I came across the method for generating multivariate normal samples on wikipedia: https://en.wikipedia.org/wiki/Multivariate_normal_distribution#Drawing_values_from_the_distribution
A widely used method for drawing (sampling) a random vector $X$ from the $N$-dimensional multivariate normal distribution with mean vector $μ$ and covariance matrix $Σ$ works as follows:
Find any real matrix $A$ such that $AA^T = Σ$. When $Σ$ is positive-definite, the Cholesky decomposition is typically used, and the extended form of this decomposition can always be used (as the covariance matrix may be only positive semi-definite) in both cases a suitable matrix $A$ is obtained. An alternative is to use the matrix $A = UΛ^½$ obtained from a spectral decomposition $Σ = UΛU^T$ of $Σ$. The former approach is more computationally straightforward but the matrices $A$ change for different orderings of the elements of the random vector, while the latter approach gives matrices that are related by simple re-orderings. In theory both approaches give equally good ways of determining a suitable matrix $A$, but there are differences in computation time.
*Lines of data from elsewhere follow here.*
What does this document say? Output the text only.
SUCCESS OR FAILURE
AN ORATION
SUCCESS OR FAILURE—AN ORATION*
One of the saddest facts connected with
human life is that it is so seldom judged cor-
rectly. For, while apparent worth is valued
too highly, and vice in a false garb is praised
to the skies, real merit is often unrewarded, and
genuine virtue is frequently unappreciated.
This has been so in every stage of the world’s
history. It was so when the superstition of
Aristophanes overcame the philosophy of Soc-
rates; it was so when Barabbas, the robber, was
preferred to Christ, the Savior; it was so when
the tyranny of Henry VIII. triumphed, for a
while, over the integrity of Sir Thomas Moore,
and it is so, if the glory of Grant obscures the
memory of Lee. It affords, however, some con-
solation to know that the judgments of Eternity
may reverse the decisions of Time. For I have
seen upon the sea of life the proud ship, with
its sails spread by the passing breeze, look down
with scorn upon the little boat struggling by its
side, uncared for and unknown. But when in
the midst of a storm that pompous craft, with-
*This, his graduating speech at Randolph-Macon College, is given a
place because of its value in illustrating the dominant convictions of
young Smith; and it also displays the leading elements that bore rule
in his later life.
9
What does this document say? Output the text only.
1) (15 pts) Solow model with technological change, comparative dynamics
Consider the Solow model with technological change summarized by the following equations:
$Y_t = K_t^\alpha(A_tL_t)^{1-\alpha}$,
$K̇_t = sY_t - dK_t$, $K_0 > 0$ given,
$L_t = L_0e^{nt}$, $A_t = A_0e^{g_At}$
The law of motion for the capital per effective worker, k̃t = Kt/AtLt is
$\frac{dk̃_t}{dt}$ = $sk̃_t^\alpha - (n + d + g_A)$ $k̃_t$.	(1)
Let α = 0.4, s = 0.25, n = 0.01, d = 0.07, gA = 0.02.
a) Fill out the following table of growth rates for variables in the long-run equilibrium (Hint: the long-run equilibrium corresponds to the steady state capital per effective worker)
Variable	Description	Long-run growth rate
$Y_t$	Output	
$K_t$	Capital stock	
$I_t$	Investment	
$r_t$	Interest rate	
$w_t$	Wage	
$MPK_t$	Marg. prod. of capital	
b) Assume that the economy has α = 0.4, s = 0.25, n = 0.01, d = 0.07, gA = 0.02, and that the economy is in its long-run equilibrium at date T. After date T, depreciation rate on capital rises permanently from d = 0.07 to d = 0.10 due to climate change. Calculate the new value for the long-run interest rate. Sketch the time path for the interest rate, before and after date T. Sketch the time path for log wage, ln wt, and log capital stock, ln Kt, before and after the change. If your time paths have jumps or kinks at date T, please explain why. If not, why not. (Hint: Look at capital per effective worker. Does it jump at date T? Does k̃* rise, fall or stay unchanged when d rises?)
Let $Z = (z_1, …, z_N)^T$ be a vector whose components are $N$ independent standard normal variates (which can be generated, for example, by using the Box–Muller transform).
Let $X$ be $μ + AZ$. This has the desired distribution due to the affine transformation property.
Why does the cholesky decomposition matrix '$A$' multiplied by the vector of samples chosen from the standard normal distribution '$Z$' plus '$μ$' give us our result (ie $X = μ + AZ$)?
Why does this work? What is the proof?